Même en supposant que le Royaume-Uni et l’Italie accroissent leur contribution de 30 % par rapport au cycle précédent, le Fonds mondial ne disposerait que d’environ 16 Md$, soit 2 Md$ en-dessous de la cible. De plus, l’incertitude règne sur la subvention réelle des Etats-Unis. Ceux-ci ne pourront verser cette somme « que si tous les autres donateurs versent 12 Md$ avant 2025. En l’état actuel, ils ne peuvent donner que 4,75 Md$ », explique Alix Zuinghedau, directrice des politiques aux Amis du Fonds mondial Europe, selon qui « l’important est que tout cela se clarifie avant le conseil d’administration de novembre ».

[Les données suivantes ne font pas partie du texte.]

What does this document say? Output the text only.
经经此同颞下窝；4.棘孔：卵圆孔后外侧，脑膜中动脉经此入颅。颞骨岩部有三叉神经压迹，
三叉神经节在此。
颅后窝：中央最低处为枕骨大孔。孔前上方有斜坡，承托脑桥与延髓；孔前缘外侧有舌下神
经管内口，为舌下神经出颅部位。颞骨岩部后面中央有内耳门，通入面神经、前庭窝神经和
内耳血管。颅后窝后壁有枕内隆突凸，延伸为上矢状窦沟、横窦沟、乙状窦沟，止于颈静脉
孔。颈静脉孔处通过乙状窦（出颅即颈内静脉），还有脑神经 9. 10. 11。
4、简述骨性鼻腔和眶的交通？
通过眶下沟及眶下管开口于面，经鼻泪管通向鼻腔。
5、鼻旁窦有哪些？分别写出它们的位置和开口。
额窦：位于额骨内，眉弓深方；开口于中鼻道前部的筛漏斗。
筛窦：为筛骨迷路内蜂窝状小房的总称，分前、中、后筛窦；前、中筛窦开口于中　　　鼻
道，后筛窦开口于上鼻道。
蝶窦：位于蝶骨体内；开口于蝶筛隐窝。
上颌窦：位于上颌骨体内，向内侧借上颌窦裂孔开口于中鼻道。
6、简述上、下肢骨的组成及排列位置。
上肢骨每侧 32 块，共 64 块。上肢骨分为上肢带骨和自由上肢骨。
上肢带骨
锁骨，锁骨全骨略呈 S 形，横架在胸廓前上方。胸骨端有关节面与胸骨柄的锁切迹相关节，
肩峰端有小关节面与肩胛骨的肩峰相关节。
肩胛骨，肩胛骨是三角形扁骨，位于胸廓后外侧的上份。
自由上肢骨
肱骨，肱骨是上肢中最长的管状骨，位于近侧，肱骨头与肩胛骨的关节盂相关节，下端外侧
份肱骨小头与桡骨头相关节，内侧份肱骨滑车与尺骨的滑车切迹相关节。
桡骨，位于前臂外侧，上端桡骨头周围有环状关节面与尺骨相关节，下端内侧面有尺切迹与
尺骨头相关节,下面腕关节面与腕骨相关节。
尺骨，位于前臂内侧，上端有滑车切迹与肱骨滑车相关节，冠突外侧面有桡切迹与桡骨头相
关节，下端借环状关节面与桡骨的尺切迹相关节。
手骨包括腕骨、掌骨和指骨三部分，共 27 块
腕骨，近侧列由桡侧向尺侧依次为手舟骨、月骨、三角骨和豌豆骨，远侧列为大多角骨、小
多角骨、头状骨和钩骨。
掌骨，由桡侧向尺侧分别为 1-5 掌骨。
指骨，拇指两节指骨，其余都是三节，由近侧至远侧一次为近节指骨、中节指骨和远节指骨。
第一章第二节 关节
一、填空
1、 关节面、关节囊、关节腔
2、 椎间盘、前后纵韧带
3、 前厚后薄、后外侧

C’est en effet lors de cette réunion que seront annoncées les « enveloppes pays » pour les trois prochaines années. « Nous ne sommes pas à l’abri qu’il y ait moins d’argent pour les enveloppes pays » que lors du précédent cycle, note Alix Zuinghedau. Le jeu n’est pourtant pas fermé : outre les annonces à venir de pays retardataires, rien n’empêche d’autres donateurs de verser une rallonge ultérieurement, y compris en cours de cycle -un plaidoyer que les associations comptent bien mener. Demeure aussi la possibilité d’utiliser des fonds non dépensés lors du cycle précédent, par exemple ceux initialement destinés au Dispositif de riposte au Covid-19 (programme C19RM). Autant de questions qui se poseront très rapidement au Fonds mondial, pleinement résolu à accélérer la lutte contre le VIH/sida. « Pour chaque instant perdu aujourd’hui, le chemin sera décuplé à l’avenir », estime Alix Zuinghedau.